Although it's impossible to point to a single originator of hip-hop music and culture, certainly one of its prime movers and easily the father of hip-hop

Although it's impossible to point to a single originator of hip-hop music and culture, certainly one of its prime movers — and easily the father of hip-hop DJing — is the man known as Kool Herc, who took the dancehall DJing and toasting tradition of his native Jamaica and replanted it in New York's gang-dominated South Bronx in the early 1970s. There, he helped nurture b-boy culture and, ultimately, the global hip-hop explosion.

Although by no means a turntablist in today's virtuosic scratch sense, Herc was among the first DJs to cut back and forth between beats on two different records, drawing out the drum breaks on tracks from James Brown and Mandrill into extended jams — what are now recognized as breakbeats. Moreover, his club dates were the key inspiration for hip-hop's first wave of pioneers, including Afrika Bambaataa, Melle Mel, Grand Wizard Theodore and Grandmaster Flash.
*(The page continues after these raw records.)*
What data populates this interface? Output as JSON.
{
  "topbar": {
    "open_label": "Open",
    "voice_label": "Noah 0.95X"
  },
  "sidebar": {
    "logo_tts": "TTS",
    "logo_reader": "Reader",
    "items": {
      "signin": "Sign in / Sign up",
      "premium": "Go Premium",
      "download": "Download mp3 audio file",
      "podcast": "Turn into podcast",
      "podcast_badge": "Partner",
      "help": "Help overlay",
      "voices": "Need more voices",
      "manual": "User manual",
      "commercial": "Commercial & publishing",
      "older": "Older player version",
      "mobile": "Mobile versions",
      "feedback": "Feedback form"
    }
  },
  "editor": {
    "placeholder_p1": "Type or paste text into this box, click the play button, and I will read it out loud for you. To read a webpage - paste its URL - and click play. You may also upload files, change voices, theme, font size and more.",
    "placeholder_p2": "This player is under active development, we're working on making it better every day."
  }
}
Herc — born Clive Campbell in 1955 — grew up during the original, thriving ska and reggae era in Jamaica, where he witnessed the birth of the traveling “sound system,” a mojo he re-enacted in 1973 when he began promoting his own Bronx house parties at 1520 Sedgwick Ave., and later at clubs such as the Twilight Zone and The Hevalo. “I went to a party at The Hevalo, and I saw this DJ named Kool Herc,” says MC/DJ Grandmaster Caz in Yes Yes Y'All: The Experience Music Project Oral History of Hip-Hop's First Decade (DeCapo Press). “I mean, he was it. Everything that I heard and saw all came together that night when I saw him DJing. I saw how it's really done and what it's really about, how he had all the b-boys dancin'. I said, ‘Now that's what I wanna do. I mean, I did the dancin', now I wanna be the one who makes people dance.’”
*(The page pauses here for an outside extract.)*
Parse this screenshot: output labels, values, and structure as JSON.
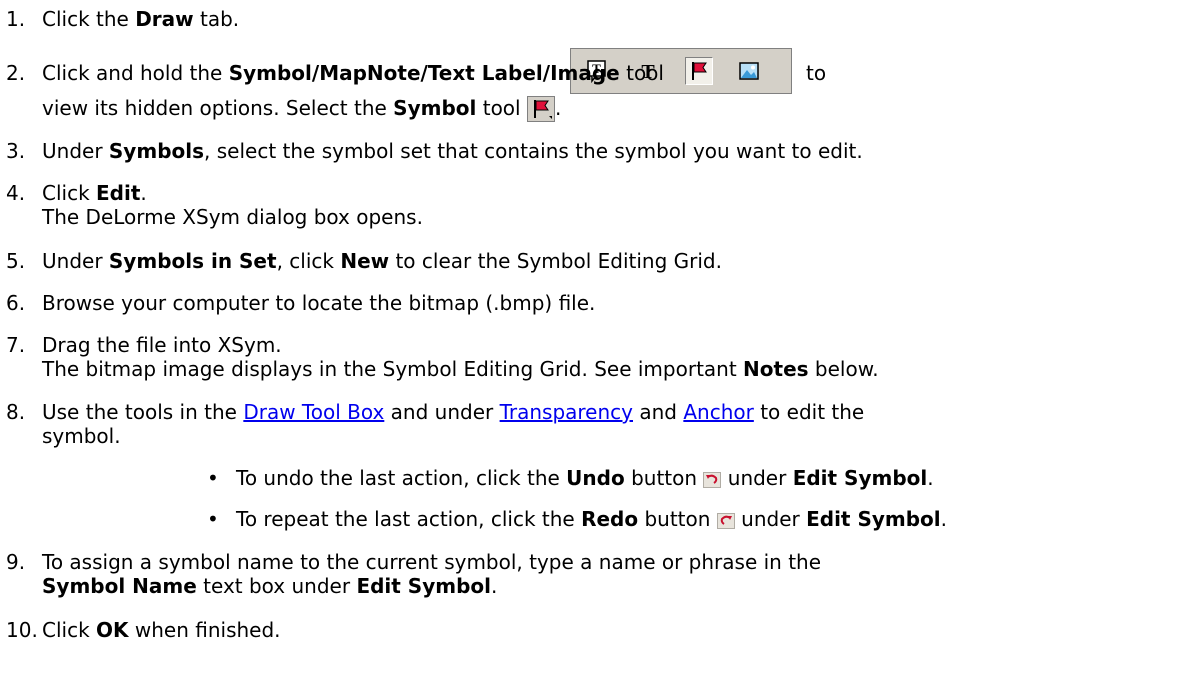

Herc provided a needed antidote to the slicker sounds and scenes of disco — embodied at that time in the DJ booth by Pete DJ Jones — and like some serendipitous soundtrack to the growing legions of graffiti artists and b-boys, Herc turned to spinning rare funk and soul, now-classic jams such as “Scorpio” by Dennis Coffey & the Detroit Guitar Band (later sampled by Young MC and LL Cool J), “Just Begun” by Rare Earth, “Get Into Something” by the Isley Brothers and “Give It Up or Turn It Loose” by James Brown. Harder, funkier and more soulful than Donna Summer or the Bee Gees, Herc's playlist comprised dusty, almost-impossible-to-find tracks that weren't getting played on the radio. But Herc had even more tricks up his sleeve.
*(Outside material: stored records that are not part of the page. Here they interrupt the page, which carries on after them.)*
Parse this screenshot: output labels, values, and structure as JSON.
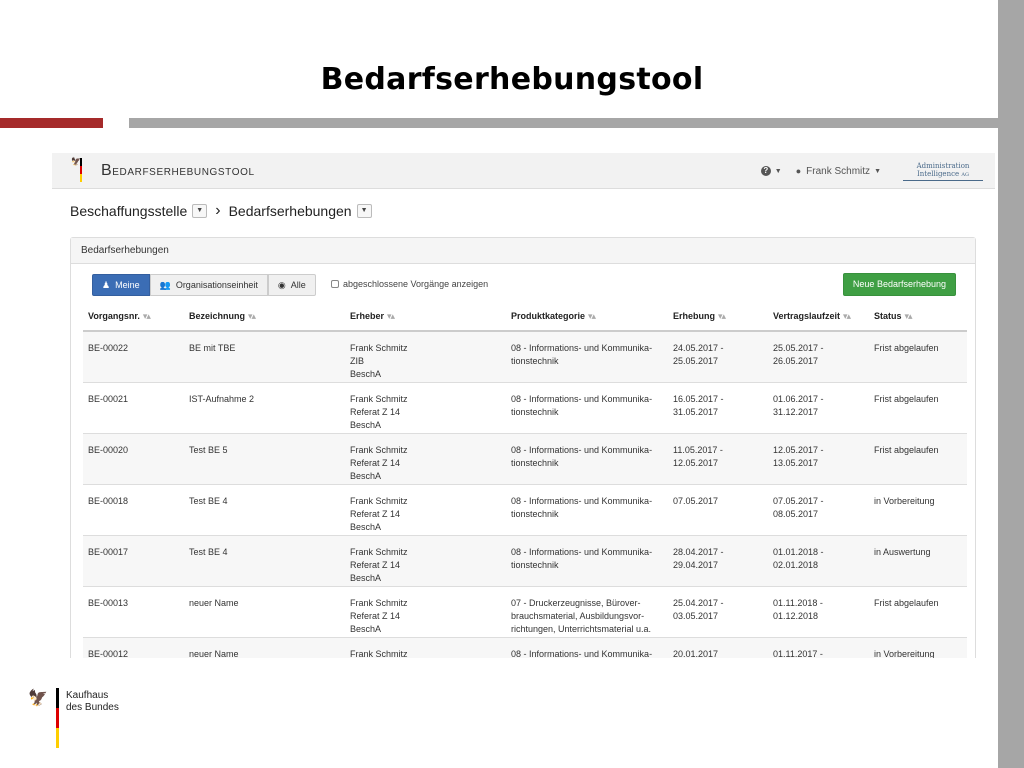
{
  "slide": {
    "title": "Bedarfserhebungstool"
  },
  "app": {
    "name": "Bedarfserhebungstool",
    "user": "Frank Schmitz",
    "help_icon": "question-circle-icon",
    "logo_text_1": "Administration",
    "logo_text_2": "Intelligence",
    "logo_text_3": "AG"
  },
  "breadcrumb": {
    "item1": "Beschaffungsstelle",
    "item2": "Bedarfserhebungen"
  },
  "panel": {
    "title": "Bedarfserhebungen",
    "filters": {
      "mine": "Meine",
      "org": "Organisationseinheit",
      "all": "Alle"
    },
    "show_closed": "abgeschlossene Vorgänge anzeigen",
    "new_button": "Neue Bedarfserhebung"
  },
  "table": {
    "headers": [
      "Vorgangsnr.",
      "Bezeichnung",
      "Erheber",
      "Produktkategorie",
      "Erhebung",
      "Vertragslaufzeit",
      "Status"
    ],
    "sort_glyph": "▾▴",
    "rows": [
      {
        "nr": "BE-00022",
        "bez": "BE mit TBE",
        "erh1": "Frank Schmitz",
        "erh2": "ZIB",
        "erh3": "BeschA",
        "kat1": "08 - Informations- und Kommunika-",
        "kat2": "tionstechnik",
        "kat3": "",
        "erhb1": "24.05.2017 -",
        "erhb2": "25.05.2017",
        "vl1": "25.05.2017 -",
        "vl2": "26.05.2017",
        "status": "Frist abgelaufen"
      },
      {
        "nr": "BE-00021",
        "bez": "IST-Aufnahme 2",
        "erh1": "Frank Schmitz",
        "erh2": "Referat Z 14",
        "erh3": "BeschA",
        "kat1": "08 - Informations- und Kommunika-",
        "kat2": "tionstechnik",
        "kat3": "",
        "erhb1": "16.05.2017 -",
        "erhb2": "31.05.2017",
        "vl1": "01.06.2017 -",
        "vl2": "31.12.2017",
        "status": "Frist abgelaufen"
      },
      {
        "nr": "BE-00020",
        "bez": "Test BE 5",
        "erh1": "Frank Schmitz",
        "erh2": "Referat Z 14",
        "erh3": "BeschA",
        "kat1": "08 - Informations- und Kommunika-",
        "kat2": "tionstechnik",
        "kat3": "",
        "erhb1": "11.05.2017 -",
        "erhb2": "12.05.2017",
        "vl1": "12.05.2017 -",
        "vl2": "13.05.2017",
        "status": "Frist abgelaufen"
      },
      {
        "nr": "BE-00018",
        "bez": "Test BE 4",
        "erh1": "Frank Schmitz",
        "erh2": "Referat Z 14",
        "erh3": "BeschA",
        "kat1": "08 - Informations- und Kommunika-",
        "kat2": "tionstechnik",
        "kat3": "",
        "erhb1": "07.05.2017",
        "erhb2": "",
        "vl1": "07.05.2017 -",
        "vl2": "08.05.2017",
        "status": "in Vorbereitung"
      },
      {
        "nr": "BE-00017",
        "bez": "Test BE 4",
        "erh1": "Frank Schmitz",
        "erh2": "Referat Z 14",
        "erh3": "BeschA",
        "kat1": "08 - Informations- und Kommunika-",
        "kat2": "tionstechnik",
        "kat3": "",
        "erhb1": "28.04.2017 -",
        "erhb2": "29.04.2017",
        "vl1": "01.01.2018 -",
        "vl2": "02.01.2018",
        "status": "in Auswertung"
      },
      {
        "nr": "BE-00013",
        "bez": "neuer Name",
        "erh1": "Frank Schmitz",
        "erh2": "Referat Z 14",
        "erh3": "BeschA",
        "kat1": "07 - Druckerzeugnisse, Bürover-",
        "kat2": "brauchsmaterial, Ausbildungsvor-",
        "kat3": "richtungen, Unterrichtsmaterial u.a.",
        "erhb1": "25.04.2017 -",
        "erhb2": "03.05.2017",
        "vl1": "01.11.2018 -",
        "vl2": "01.12.2018",
        "status": "Frist abgelaufen"
      },
      {
        "nr": "BE-00012",
        "bez": "neuer Name",
        "erh1": "Frank Schmitz",
        "erh2": "",
        "erh3": "",
        "kat1": "08 - Informations- und Kommunika-",
        "kat2": "",
        "kat3": "",
        "erhb1": "20.01.2017",
        "erhb2": "",
        "vl1": "01.11.2017 -",
        "vl2": "",
        "status": "in Vorbereitung"
      }
    ]
  },
  "footer": {
    "org_line1": "Kaufhaus",
    "org_line2": "des Bundes"
  },
  "colors": {
    "primary": "#3b6db5",
    "success": "#3f9f44",
    "accent_red": "#a52a2a",
    "bar_grey": "#a6a6a6",
    "flag_black": "#000000",
    "flag_red": "#dd0000",
    "flag_gold": "#ffce00"
  }
}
Noticing that the crowd's energy hit its pitch during drum breakdowns, Herc began creating new arrangements and extending the breakbeats by switching the audio back and forth between his two turntables. But he did it all without a mixer or a crossfader by switching from channel 1 to channel 2 on a guitar amp, which drove a set of monster, bass-rockin' P.A. columns! What's more, Herc also imported the Jamaican tradition of calling out the names of dancers and party-goers over the mix — sometimes through an echo box — helping birth both the MC and DJ arts along with partners such as Coke La Rock, Busy Bee and Clark Kent, as well as break-dancers the Nigger Twins, who evolved into The Herculoids, arguably the first bona fide hip-hop crew. Herc gigs also hosted the birth of competitive break dancing. This, along with taggers and b-boys, spawned from the gang culture that once pervaded the Bronx, but with Herc's sonic sorcery as a guiding hand eventually transformed into an art, music and fashion that would morph popular culture in the following two decades.

“Little did anybody know that this thing was going to turn into a worldwide phenomenon, billion-dollar business and all that,” Herc says in Yes Yes Y'All. “'Cause I wasn't looking at it like that back then. I love my music, I love my sound system, and I just love to see people havin' fun. Period.”